Right now we are at a crossroads. We have set up our resident-led Community Development Trust but this is the beginning of a whole set of new challenges – establishing the smooth running of an organisation and systems required to run it, having previously gone under the umbrella of Riverside School. This is the challenge of governance – if you are a large organisation you have the capacity to absorb this, but a small group which wants to remain small but able to maintain minimum size to deliver basic support has to get this right. To avoid becoming a bureaucracy and boring people or burning them out with procedures whilst ensuring the fiduciary matters are performed well. This is where the need to get the right support at the right time becomes vital and if the pandemic has taught us one thing, it is that we will need to build back better and make sure no one is left behind, to use the political jargon of our times.
Hopefully my next blog will speak of success in securing a further 3-years of Lottery funding – which will cover most of our core costs and really allow us to kick on. Either way we’ve got a lot done, not least in the last year. Especially pleasing has been our work with Barking Sports 4 Good where we managed to deliver a substantial part of this programme online and via socially distanced activity in the final months of 2020, which included the participation of 257 residents in a new women’s cycling and walking project, yoga classes, basketball and leadership training, boxing and women’s fitness classes, dance competitions, a men’s cycling project and enabled us to support the Hikmah Social Project and their football activities. Likewise our involvement with BRL has been pretty spectacular – including working on a resident-led editorial board, community gardening, place-shaping and social enterprise workshops, and ongoing health partnership working. I’ve mentioned the work with health partners previously but again Thames Ward is at the heart of new ways of working with local people and the Locality Board chaired by Cllr Wharby and the Thames View Activation Group supported by LBBD and the local NHS has moved the health agenda on a very long way in the space of a few months.
So no one wants an overly long blog – my message behind all of this is together over the last 3-4 years I feel very grateful for all the investment of time both residents and partners have made.
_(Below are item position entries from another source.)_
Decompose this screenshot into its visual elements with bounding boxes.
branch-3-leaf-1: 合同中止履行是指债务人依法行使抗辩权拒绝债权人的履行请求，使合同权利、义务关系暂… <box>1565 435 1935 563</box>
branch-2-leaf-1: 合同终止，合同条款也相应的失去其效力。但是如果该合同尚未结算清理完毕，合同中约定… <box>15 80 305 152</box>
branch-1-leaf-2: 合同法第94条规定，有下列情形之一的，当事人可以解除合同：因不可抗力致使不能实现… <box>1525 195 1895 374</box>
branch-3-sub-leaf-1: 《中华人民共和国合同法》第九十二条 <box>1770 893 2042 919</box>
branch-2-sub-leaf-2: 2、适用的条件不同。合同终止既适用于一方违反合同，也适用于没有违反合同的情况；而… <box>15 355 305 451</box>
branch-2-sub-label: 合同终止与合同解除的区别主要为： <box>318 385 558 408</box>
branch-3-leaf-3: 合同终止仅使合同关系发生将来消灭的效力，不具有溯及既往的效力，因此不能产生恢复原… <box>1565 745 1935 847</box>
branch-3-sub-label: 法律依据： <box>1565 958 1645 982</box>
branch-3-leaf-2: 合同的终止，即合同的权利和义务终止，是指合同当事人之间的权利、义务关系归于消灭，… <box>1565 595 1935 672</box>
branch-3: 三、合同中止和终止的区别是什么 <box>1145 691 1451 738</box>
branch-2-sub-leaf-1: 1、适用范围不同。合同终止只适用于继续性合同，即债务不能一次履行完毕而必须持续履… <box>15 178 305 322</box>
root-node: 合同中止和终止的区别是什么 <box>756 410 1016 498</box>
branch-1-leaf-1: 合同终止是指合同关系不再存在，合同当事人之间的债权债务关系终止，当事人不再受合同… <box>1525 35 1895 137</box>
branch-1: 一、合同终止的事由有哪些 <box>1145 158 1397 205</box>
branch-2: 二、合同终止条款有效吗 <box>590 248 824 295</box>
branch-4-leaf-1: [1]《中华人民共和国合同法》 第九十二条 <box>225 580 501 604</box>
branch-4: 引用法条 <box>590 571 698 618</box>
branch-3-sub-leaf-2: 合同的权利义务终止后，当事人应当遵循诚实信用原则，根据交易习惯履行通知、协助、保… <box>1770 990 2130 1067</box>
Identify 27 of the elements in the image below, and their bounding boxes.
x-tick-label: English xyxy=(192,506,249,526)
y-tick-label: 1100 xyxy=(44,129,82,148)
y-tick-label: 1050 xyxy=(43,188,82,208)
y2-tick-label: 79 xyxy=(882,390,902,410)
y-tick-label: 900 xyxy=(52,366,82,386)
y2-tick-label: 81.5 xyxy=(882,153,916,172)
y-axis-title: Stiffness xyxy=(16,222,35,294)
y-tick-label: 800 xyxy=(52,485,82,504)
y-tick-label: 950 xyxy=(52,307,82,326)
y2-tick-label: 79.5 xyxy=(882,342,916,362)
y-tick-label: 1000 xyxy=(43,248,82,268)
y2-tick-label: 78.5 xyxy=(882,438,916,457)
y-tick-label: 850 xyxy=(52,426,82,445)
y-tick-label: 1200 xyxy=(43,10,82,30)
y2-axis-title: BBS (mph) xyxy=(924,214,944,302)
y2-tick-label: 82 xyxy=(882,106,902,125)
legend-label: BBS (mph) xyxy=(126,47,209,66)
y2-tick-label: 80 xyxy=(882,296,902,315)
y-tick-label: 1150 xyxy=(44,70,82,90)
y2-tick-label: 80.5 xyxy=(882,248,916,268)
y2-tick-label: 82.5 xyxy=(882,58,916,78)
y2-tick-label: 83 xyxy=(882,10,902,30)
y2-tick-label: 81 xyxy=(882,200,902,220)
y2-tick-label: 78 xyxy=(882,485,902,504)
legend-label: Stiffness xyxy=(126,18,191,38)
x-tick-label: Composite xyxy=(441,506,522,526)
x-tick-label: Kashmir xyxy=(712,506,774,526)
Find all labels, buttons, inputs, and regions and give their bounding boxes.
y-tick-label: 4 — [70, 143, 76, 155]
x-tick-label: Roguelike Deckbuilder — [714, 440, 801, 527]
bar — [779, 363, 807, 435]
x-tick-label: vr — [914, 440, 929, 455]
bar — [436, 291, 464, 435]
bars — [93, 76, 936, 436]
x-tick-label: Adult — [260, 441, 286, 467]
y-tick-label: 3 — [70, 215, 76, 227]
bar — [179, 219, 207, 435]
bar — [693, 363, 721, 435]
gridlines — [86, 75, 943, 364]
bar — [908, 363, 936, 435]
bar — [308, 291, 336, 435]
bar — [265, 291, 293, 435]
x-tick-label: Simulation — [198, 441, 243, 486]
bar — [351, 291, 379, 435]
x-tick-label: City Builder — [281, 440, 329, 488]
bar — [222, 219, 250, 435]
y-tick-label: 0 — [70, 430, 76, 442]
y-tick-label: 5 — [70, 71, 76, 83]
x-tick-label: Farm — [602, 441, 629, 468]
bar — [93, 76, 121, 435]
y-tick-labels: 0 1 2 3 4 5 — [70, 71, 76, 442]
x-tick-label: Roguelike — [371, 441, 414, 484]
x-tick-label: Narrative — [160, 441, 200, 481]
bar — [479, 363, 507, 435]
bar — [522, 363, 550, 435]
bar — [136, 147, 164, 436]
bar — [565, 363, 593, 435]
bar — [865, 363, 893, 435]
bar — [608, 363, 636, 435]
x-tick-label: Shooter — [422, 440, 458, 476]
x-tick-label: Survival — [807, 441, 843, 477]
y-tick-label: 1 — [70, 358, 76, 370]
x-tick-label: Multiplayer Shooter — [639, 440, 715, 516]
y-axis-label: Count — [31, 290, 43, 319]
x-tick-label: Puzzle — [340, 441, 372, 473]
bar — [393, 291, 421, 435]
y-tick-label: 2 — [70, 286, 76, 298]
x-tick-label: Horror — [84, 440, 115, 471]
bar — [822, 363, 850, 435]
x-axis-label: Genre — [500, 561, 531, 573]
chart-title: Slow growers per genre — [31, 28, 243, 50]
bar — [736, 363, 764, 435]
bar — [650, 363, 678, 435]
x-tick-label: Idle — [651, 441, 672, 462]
Our Community Development Trust and range of projects seemed a distant prospect in 2017 but local people made it happen. We should demand and expect even greater positive change can and will happen in the coming years. A key measure of our future impact will be to ensure that resources and success is spread widely and evenly across a large number of groups and individuals. That would be my definition of inclusive growth – everybody can grow, everybody wins and no one is left behind.